Il commissario agli Affari Economici, Paolo Gentiloni, avvisa Roma: rafforzate le proposte e spiegate i piani di investimento. Sono già undici i Paesi che hanno spedito le bozze a Bruxelles. Intanto il Mef si arrende sul deficit: nel 2021 salirà all’8,8% del Pil, contro il 7% previsto

Una tiratina d’orecchie. Per ora. La Commissione europea aumenta giorno dopo giorno il pressing sul governo italiano affinché metta in campo tutte le energie necessarie per trasformare la scialba bozza del Recovery Plan di due settimane fa (qui l’intervista all’ex ministro dell’Economia, Giovanni Tria) in un documento credibile e meritevole dei fondi promessi, oltre 200 miliardi. Paolo Gentiloni, Commissario agli Affari Economici, sempre misurato nelle sue parole, stavolta ha lanciato un messaggio piuttosto chiaro a Roma.

IL PRESSING SU CONTE

Una premessa. “La Commissione lavora con i governi e continueremo a lavorare col Governo italiano per assicurare il successo del piano di ripresa e resilienza” dal quale dipende “il successo dell’intero piano Next Generation Eu, viste le dimensioni dell’economia italiana”, ha detto Gentiloni nel corso di un evento organizzato dall’agenzia Reuters.

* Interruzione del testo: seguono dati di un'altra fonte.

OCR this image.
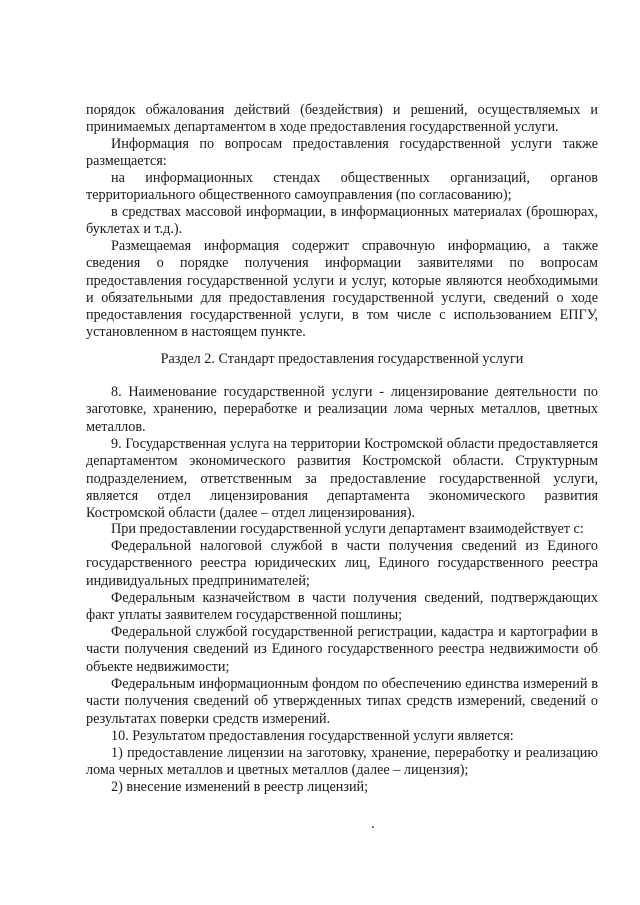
порядок обжалования действий (бездействия) и решений, осуществляемых и принимаемых департаментом в ходе предоставления государственной услуги.
Информация по вопросам предоставления государственной услуги также размещается:
на информационных стендах общественных организаций, органов территориального общественного самоуправления (по согласованию);
в средствах массовой информации, в информационных материалах (брошюрах, буклетах и т.д.).
Размещаемая информация содержит справочную информацию, а также сведения о порядке получения информации заявителями по вопросам предоставления государственной услуги и услуг, которые являются необходимыми и обязательными для предоставления государственной услуги, сведений о ходе предоставления государственной услуги, в том числе с использованием ЕПГУ, установленном в настоящем пункте.
Раздел 2. Стандарт предоставления государственной услуги
8. Наименование государственной услуги - лицензирование деятельности по заготовке, хранению, переработке и реализации лома черных металлов, цветных металлов.
9. Государственная услуга на территории Костромской области предоставляется департаментом экономического развития Костромской области. Структурным подразделением, ответственным за предоставление государственной услуги, является отдел лицензирования департамента экономического развития Костромской области (далее – отдел лицензирования).
При предоставлении государственной услуги департамент взаимодействует с:
Федеральной налоговой службой в части получения сведений из Единого государственного реестра юридических лиц, Единого государственного реестра индивидуальных предпринимателей;
Федеральным казначейством в части получения сведений, подтверждающих факт уплаты заявителем государственной пошлины;
Федеральной службой государственной регистрации, кадастра и картографии в части получения сведений из Единого государственного реестра недвижимости об объекте недвижимости;
Федеральным информационным фондом по обеспечению единства измерений в части получения сведений об утвержденных типах средств измерений, сведений о результатах поверки средств измерений.
10. Результатом предоставления государственной услуги является:
1) предоставление лицензии на заготовку, хранение, переработку и реализацию лома черных металлов и цветных металлов (далее – лицензия);
2) внесение изменений в реестр лицензий;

Poi, l’affondo. “Non commento su situazione politica interna dell’Italia: noi continuiamo a lavorare con il governo per avere successo sul piano di resilienza e ripresa, cosa che è molto importante per il successo generale dell’operazione anticrisi. Il lavoro con le autorità italiane continua e penso che sia necessario rafforzare le proposte presentate: pensiamo che occorra dare un chiaro messaggio sulle riforme connesse alle raccomandazioni Ue del 2019 e che bisogna avere dettagli sul calendario, sui progetti, sugli obiettivi posti. Per il governo è un grande sforzo, ma queste sono le condizioni dell’operazione anticrisi concordata: dopo il primo esborso del prefinanziamento i successivi che avverranno due volte l’anno dipenderanno dal rispetto di alcuni obiettivi nel tempo concordato e se ciò non avviene che il rischio che gli esborsi non arriveranno”. Per Bruxelles, insomma, quanto fatto finora all’Italia, non basta, serve uno sforzo in più.

CORSA AL RECOVERY FUND

Di sicuro in Europa non se ne stanno con le mani i mano. Sono infatti undici gli Stati membri che ad oggi hanno già presentato alla Commissione europea una versione completa, sebbene ancora informale e non definitiva, dei loro Piani nazionali per  le richieste dei finanziamenti Ue. I Paesi in questione sono Portogallo, Grecia, Slovenia, Ungheria, Bulgaria, Spagna, Germania, Croazia, Repubblica ceca, Francia e Slovacchia.

Durante la conferenza stampa al termine del Consiglio Ecofin di martedì 19 gennaio, lo stesso vicepresidente esecutivo della Commissione, Valdis Dombrovskis, ha spiegato che “molti Stati membri stanno procedendo bene con i loro piani nazionali, ed è stato positivo sentire all’Ecofin i ministri fornire dettagli sulle intenzioni dei loro Paesi”.

LA RESA ITALIANA SUL DEFICIT

Nel mentre, il ministro dell’Economia Roberto Gualtieri ha corretto il tiro sull’enorme deficit nel 2021, in rapporto al Pil. Ampiamente sopra le stime dello stesso governo. Le nuove risorse anti pandemia porteranno il deficit/Pil del 2021 dal previsto 7% all’8,8% e il debito/Pil in linea con il 2020 quando si fermerà, secondo le ultime stime del governo, al 157%, invece che al 158%.

Non un buon programma se si pensa a quanto detto dal presidente della Bce, Christine Lagarde, sempre oggi. “Il bilancio dei rischi positivi e negativi sulle prospettive economiche dell’area euro resta orientato al ribasso, ma in maniera meno pronunciata. In base agli ultimi dati e alle nuove restrizioni alle attività seguite a nuovi contagi è probabile un declino dell’attività nel quarto trimestre” e questa dinamica peserà anche sul primo trimestre”.